What these do unfortunately depends on what you use them on. In:
x += y
this normally behaves like:
x = x + y
i.e. it calculates a new value with and rebinds x to that value, with no effect on the old value. But if x is a list, then it actually modifies the value that x refers to! So be careful of that case.
In f1 you are storing the value in an array or better yet in Python a list where as in f2 your operating on the values passed. Thats my interpretation on it. I may be wrong
Other answers explain why this is happening, but I think there should be some discussion of what to do if you want to get new objects. Many classes have the method .copy() that allows you create copies. For instance, if we rewrite f1 as
def f1(a, l=[]):
new_l = l.copy()
new_l.append(a)
return(new_l)
then it will continue to return [1]no matter how many times we call it. There is also the library https://docs.python.org/3/library/copy.html for managing copies.

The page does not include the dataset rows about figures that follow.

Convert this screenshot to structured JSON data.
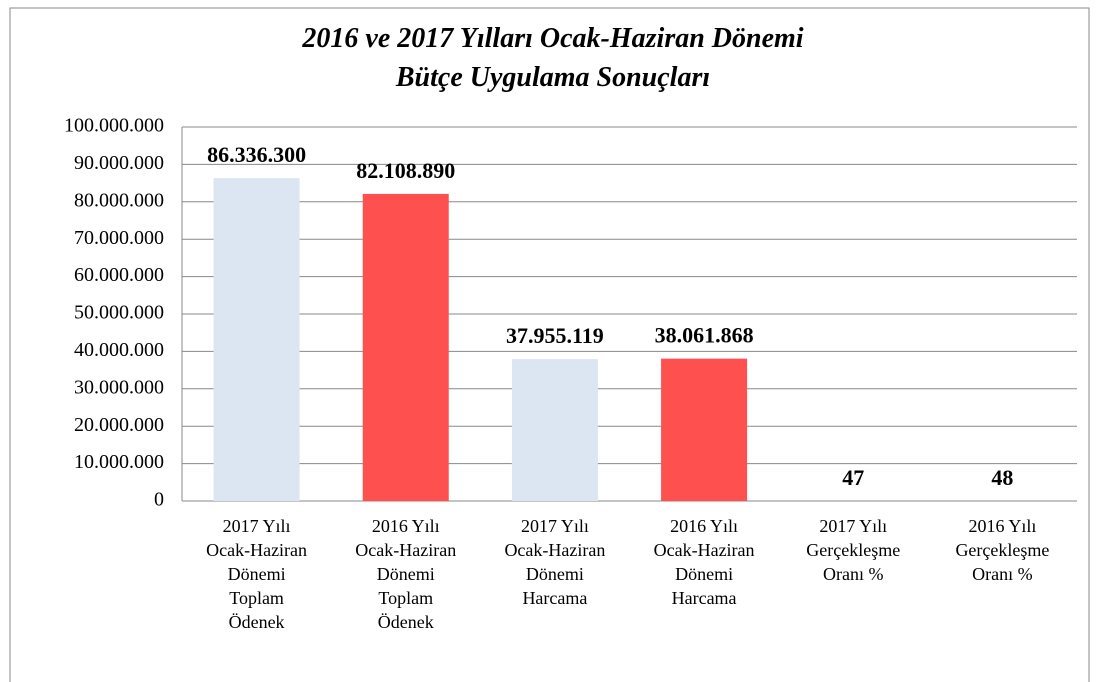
{
  "chart_data": {
    "type": "bar",
    "title": [
      "2016 ve 2017 Yılları Ocak-Haziran Dönemi",
      "Bütçe Uygulama Sonuçları"
    ],
    "categories": [
      [
        "2017 Yılı",
        "Ocak-Haziran",
        "Dönemi",
        "Toplam",
        "Ödenek"
      ],
      [
        "2016 Yılı",
        "Ocak-Haziran",
        "Dönemi",
        "Toplam",
        "Ödenek"
      ],
      [
        "2017 Yılı",
        "Ocak-Haziran",
        "Dönemi",
        "Harcama"
      ],
      [
        "2016 Yılı",
        "Ocak-Haziran",
        "Dönemi",
        "Harcama"
      ],
      [
        "2017 Yılı",
        "Gerçekleşme",
        "Oranı %"
      ],
      [
        "2016 Yılı",
        "Gerçekleşme",
        "Oranı %"
      ]
    ],
    "values": [
      86336300,
      82108890,
      37955119,
      38061868,
      47,
      48
    ],
    "value_labels": [
      "86.336.300",
      "82.108.890",
      "37.955.119",
      "38.061.868",
      "47",
      "48"
    ],
    "colors": [
      "#dce6f2",
      "#ff5050",
      "#dce6f2",
      "#ff5050",
      "#dce6f2",
      "#ff5050"
    ],
    "ylim": [
      0,
      100000000
    ],
    "yticks": [
      0,
      {
        "value": 10000000,
        "label": "10.000.000"
      },
      {
        "value": 20000000,
        "label": "20.000.000"
      },
      {
        "value": 30000000,
        "label": "30.000.000"
      },
      {
        "value": 40000000,
        "label": "40.000.000"
      },
      {
        "value": 50000000,
        "label": "50.000.000"
      },
      {
        "value": 60000000,
        "label": "60.000.000"
      },
      {
        "value": 70000000,
        "label": "70.000.000"
      },
      {
        "value": 80000000,
        "label": "80.000.000"
      },
      {
        "value": 90000000,
        "label": "90.000.000"
      },
      {
        "value": 100000000,
        "label": "100.000.000"
      }
    ],
    "grid": true
  }
}
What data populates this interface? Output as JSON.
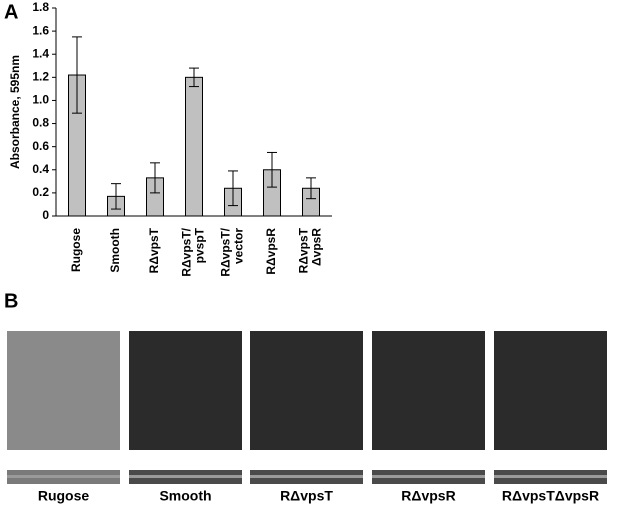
{
  "chart_data": {
    "type": "bar",
    "panel_label": "A",
    "ylabel": "Absorbance, 595nm",
    "categories": [
      [
        "Rugose"
      ],
      [
        "Smooth"
      ],
      [
        "RΔvpsT"
      ],
      [
        "RΔvpsT/",
        "pvspT"
      ],
      [
        "RΔvpsT/",
        "vector"
      ],
      [
        "RΔvpsR"
      ],
      [
        "RΔvpsT",
        "ΔvpsR"
      ]
    ],
    "values": [
      1.22,
      0.17,
      0.33,
      1.2,
      0.24,
      0.4,
      0.24
    ],
    "errors": [
      0.33,
      0.11,
      0.13,
      0.08,
      0.15,
      0.15,
      0.09
    ],
    "color": "#c0c0c0",
    "ylim": [
      0,
      1.8
    ],
    "yticks": [
      0,
      0.2,
      0.4,
      0.6,
      0.8,
      {
        "value": 1,
        "label": "1.0"
      },
      1.2,
      1.4,
      1.6,
      1.8
    ]
  },
  "panel_b": {
    "label": "B",
    "images": [
      "Rugose",
      "Smooth",
      "RΔvpsT",
      "RΔvpsR",
      "RΔvpsTΔvpsR"
    ]
  }
}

Also, if you're looping through the elements of a container and mutating them one by one, using comprehensions not only is more Pythonic, but can avoid the issue of mutating the original object. For instance, suppose we have the following code:
data = [1,2,3]
scaled_data = data
for i, value in enumerate(scaled_data):
scaled_data[i] = value/sum(data)
This will set scaled_data to [0.16666666666666666, 0.38709677419354843, 0.8441754916792739]; each time you set a value of scaled_data to the scaled version, you also change the value in data. If you instead have
data = [1,2,3]
scaled_data = [x/sum(data) for x in data]
this will set scaled_data to [0.16666666666666666, 0.3333333333333333, 0.5] because you're not mutating the original object but creating a new one.